NASA Studying 'Rain Man's' Brain

SALT LAKE CITY (AP) -- NASA scientists are studying autistic savant Kim Peek, hoping that technology used to study the effects of space travel on the brain will help explain his mental capabilities.

Last week, researchers had Peek -- who was the basis for Dustin Hoffman's character in the 1988 film "Rain Man'' -- undergo a series of tests including computerized tomography and magnetic resonance imaging, the results of which will be melded to create a three-dimensional look at his brain structure.

The researchers want to compare a series of MRI images taken in 1988 by Dr.

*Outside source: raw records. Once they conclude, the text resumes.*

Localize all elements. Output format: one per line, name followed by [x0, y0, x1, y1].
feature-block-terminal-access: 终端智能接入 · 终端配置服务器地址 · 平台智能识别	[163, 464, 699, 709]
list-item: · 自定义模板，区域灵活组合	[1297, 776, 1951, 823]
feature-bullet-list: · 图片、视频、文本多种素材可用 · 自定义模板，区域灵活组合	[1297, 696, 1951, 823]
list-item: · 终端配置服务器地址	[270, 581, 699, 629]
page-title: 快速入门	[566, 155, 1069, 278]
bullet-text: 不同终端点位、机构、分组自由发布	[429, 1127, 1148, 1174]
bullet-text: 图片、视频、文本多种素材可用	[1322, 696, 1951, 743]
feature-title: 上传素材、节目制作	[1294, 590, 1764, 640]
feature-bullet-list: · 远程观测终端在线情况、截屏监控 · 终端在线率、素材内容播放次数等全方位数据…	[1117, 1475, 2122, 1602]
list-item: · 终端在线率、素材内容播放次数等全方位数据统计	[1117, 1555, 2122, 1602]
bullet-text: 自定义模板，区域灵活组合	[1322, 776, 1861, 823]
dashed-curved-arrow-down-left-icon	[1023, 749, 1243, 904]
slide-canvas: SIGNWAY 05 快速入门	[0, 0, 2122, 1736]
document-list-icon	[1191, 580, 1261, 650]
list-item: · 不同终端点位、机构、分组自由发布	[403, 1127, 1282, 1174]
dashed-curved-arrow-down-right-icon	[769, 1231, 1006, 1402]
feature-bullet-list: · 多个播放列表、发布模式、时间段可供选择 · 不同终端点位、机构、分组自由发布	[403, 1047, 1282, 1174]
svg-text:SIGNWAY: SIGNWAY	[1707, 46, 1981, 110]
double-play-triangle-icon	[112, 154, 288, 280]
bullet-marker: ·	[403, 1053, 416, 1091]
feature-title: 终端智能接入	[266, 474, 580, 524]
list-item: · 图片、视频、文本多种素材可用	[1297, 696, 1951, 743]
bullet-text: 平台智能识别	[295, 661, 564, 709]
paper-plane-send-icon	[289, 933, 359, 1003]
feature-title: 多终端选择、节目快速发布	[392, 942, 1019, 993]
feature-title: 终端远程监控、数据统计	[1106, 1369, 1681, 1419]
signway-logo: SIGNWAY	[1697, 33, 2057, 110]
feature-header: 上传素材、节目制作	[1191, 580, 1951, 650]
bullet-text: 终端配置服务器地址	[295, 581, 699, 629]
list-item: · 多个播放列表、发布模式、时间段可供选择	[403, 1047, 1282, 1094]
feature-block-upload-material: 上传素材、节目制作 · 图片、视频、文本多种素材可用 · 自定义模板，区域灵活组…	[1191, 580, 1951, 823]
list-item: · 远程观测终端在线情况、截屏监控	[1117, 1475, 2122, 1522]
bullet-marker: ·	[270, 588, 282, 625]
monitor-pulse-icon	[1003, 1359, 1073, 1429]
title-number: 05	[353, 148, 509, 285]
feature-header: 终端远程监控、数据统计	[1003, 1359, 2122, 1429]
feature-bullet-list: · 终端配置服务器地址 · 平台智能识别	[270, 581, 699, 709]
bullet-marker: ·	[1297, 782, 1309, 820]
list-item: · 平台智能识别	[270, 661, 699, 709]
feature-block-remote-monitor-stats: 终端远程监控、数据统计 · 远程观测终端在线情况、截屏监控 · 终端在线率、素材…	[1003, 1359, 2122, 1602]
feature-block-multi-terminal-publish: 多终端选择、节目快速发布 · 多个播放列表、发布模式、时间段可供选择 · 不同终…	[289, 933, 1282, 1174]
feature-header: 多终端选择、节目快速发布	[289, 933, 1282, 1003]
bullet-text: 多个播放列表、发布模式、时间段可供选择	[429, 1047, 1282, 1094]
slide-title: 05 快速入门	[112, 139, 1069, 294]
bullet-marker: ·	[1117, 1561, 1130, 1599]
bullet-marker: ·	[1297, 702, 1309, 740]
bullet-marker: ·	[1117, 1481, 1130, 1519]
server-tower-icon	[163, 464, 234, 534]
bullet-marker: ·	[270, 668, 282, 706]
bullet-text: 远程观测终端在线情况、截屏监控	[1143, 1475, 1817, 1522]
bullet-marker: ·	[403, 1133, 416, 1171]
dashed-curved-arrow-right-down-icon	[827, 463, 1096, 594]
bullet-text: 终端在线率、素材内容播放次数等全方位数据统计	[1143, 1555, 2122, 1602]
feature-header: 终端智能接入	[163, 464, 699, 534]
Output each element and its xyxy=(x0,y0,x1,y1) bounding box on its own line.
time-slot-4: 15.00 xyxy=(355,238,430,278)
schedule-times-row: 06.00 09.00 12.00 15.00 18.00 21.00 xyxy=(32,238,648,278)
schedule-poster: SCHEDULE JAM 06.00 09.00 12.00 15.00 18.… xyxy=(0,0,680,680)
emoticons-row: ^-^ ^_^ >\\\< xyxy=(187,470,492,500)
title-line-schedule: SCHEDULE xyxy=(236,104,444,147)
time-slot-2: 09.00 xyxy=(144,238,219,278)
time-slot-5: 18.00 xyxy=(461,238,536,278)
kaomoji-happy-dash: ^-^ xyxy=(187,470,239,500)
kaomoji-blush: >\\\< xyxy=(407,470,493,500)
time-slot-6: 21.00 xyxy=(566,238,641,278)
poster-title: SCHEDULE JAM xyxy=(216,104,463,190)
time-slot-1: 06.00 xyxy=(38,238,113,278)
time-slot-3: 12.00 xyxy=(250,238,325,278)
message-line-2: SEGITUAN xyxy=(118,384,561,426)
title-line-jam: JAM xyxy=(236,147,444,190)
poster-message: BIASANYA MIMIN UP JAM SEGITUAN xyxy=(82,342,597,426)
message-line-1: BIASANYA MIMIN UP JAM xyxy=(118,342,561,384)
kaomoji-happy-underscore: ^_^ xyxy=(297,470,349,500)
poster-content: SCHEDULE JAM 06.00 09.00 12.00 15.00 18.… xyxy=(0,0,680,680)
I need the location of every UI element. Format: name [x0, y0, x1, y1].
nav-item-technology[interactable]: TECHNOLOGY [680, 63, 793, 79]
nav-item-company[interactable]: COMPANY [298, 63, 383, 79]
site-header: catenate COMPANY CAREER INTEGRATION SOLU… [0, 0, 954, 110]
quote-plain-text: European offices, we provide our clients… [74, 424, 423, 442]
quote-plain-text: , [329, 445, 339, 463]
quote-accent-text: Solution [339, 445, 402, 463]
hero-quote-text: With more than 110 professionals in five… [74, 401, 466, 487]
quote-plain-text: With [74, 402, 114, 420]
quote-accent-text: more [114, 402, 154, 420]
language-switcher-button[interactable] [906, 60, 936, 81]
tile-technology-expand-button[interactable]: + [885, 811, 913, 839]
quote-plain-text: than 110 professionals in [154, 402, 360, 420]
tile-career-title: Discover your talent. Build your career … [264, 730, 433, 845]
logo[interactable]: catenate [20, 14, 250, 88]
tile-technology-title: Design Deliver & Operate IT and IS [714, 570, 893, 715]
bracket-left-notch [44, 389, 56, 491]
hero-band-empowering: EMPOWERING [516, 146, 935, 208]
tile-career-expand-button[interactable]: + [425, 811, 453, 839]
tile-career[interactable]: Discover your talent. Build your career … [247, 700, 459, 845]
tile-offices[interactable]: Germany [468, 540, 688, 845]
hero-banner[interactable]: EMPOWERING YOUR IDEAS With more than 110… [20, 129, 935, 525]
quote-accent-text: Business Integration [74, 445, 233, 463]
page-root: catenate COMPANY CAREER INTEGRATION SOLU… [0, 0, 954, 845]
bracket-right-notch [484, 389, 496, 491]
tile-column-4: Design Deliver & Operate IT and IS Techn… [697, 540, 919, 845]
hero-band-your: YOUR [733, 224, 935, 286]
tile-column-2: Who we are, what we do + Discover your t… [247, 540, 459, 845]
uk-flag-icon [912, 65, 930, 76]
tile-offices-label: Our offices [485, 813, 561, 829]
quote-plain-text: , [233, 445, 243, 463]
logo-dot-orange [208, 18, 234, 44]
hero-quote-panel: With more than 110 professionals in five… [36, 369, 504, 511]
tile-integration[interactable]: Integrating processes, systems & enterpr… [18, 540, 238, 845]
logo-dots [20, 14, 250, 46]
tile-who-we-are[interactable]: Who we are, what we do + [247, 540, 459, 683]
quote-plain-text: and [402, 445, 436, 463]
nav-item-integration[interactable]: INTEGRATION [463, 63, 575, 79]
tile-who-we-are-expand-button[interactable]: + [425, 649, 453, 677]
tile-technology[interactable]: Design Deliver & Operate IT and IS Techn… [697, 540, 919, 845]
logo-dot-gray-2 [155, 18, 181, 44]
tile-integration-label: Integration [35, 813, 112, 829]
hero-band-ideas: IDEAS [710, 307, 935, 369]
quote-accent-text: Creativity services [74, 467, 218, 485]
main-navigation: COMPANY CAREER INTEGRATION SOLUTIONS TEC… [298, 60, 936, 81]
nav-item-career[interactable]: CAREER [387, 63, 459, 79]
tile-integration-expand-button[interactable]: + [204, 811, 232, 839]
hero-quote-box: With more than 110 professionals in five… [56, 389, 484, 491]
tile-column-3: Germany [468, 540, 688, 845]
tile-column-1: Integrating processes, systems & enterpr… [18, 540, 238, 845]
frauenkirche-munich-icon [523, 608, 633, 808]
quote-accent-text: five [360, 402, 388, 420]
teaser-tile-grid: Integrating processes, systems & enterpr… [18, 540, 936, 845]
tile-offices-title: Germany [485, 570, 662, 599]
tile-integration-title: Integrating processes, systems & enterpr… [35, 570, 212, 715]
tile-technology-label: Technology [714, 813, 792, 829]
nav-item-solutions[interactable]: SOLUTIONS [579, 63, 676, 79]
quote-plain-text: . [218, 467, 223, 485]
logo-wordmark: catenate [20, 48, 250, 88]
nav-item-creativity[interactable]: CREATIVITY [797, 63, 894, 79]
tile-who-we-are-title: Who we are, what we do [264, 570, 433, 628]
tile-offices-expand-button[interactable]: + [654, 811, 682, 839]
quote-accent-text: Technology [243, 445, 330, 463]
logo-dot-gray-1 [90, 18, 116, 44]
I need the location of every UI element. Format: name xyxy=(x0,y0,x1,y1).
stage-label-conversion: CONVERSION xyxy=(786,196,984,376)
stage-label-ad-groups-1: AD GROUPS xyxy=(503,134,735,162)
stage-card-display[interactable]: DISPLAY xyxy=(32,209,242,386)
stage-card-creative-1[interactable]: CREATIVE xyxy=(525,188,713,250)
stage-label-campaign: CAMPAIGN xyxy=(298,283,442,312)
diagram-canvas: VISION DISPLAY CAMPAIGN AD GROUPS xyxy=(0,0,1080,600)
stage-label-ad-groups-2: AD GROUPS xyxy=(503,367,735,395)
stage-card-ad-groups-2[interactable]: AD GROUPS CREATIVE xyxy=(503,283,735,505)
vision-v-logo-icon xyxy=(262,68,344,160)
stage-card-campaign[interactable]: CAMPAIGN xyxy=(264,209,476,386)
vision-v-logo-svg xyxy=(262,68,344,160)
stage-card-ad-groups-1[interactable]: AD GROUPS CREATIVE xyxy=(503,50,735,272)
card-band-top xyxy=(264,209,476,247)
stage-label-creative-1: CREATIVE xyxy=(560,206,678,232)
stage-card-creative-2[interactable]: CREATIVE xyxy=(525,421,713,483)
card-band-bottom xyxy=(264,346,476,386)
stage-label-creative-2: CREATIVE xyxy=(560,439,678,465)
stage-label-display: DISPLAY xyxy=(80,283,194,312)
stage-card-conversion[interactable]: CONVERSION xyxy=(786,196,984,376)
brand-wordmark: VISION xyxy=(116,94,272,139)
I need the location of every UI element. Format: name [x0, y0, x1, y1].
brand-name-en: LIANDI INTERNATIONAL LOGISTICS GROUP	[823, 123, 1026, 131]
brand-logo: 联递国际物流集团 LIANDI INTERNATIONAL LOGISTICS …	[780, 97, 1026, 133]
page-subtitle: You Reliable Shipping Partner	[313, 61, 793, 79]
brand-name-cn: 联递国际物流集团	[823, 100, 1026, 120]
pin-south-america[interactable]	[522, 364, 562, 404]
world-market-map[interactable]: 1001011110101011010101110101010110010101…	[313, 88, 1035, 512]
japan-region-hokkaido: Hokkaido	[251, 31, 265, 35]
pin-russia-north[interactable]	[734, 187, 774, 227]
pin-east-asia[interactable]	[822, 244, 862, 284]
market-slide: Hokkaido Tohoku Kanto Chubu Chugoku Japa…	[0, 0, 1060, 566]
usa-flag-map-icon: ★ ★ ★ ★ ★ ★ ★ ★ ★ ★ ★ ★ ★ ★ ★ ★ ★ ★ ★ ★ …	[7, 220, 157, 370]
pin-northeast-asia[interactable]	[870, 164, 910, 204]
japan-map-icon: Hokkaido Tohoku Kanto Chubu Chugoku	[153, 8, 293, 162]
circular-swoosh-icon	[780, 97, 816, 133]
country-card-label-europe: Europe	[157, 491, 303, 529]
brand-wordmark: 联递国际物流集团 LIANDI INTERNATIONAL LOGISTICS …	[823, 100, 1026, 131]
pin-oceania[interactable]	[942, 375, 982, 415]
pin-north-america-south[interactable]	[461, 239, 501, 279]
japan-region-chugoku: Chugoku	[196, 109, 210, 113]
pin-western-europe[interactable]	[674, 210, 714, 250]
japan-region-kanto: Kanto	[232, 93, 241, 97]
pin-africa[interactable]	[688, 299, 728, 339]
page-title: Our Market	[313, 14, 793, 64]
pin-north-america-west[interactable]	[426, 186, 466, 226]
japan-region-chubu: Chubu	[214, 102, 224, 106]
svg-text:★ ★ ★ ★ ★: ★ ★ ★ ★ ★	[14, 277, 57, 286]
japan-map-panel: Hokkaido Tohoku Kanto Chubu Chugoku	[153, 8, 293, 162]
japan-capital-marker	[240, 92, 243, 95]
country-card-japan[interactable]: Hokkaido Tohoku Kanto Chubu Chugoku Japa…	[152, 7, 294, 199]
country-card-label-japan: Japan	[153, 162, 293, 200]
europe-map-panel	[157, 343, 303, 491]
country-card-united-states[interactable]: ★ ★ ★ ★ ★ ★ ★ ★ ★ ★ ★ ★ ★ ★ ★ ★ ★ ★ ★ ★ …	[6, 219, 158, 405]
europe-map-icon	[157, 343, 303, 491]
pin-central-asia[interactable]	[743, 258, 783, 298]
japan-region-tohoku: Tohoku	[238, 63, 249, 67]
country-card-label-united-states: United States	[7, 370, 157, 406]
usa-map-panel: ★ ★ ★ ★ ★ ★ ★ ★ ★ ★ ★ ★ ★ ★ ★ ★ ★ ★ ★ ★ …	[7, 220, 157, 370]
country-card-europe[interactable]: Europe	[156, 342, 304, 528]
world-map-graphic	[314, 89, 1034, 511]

Dan Christensen, Peek's neuropsychiatrist at the University of Utah, to see what has since changed within his brain.

Not only are Peek's brain and his abilities unique, noted Richard D. Boyle, director of the California center performing the scans, but that he seems to be getting smarter in his specialty areas as he ages is unexpected.

The 53-year-old Peek is called a "mega-savant" because he is a genius in about 15 different subjects, from history and literature and geography to numbers, sports, music and dates. But he also is severely limited in other ways, like not being able to find the silverware drawer at home or dressing himself.

"The goal is to measure what happens in Kim's brain when he expresses things and when he thinks about them,'' said his father, Fran.

He came to the attention of NASA researchers at the Center for Bioinformatics Space Life Sciences at the NASA-AMES Research Center when he spoke in late October at a Rotary Club in central California.

When Kim Peek was born, doctors found a water blister on the right side of his skull, similar to hydrocephalus. Later tests showed his brain hemispheres are not separated, forming a single, large ''data storage'' area.

It is likely that is why Peek has been able to memorize more than 9,000 books, his father said.

But he has lagged in other areas; his motor skills developed more slowly than those of his peers.

Fran Peek doesn't need the test results to know much has changed for his son in the last 16 years.

He was a shy young man with few social skills when the movie propelled him to public notice. But now, after speaking to more than two million people over the years, his father says he become calmer and is more at ease speaking in front of people.

He also no longer reads only nonfiction, Fran Peek said, but has dabbled with some fiction, such as books by Stephen King, because that is what so many people talk about.

When he's home in Utah, Peek spends afternoons at the Salt Lake City Public Library poring over books, even memorizing phone books and the Cole's address directory.

Kim Peek was the model author Barrow Morrow used for the original "Rain Man" script and screenplay, but the final product retained only a small part of the original story.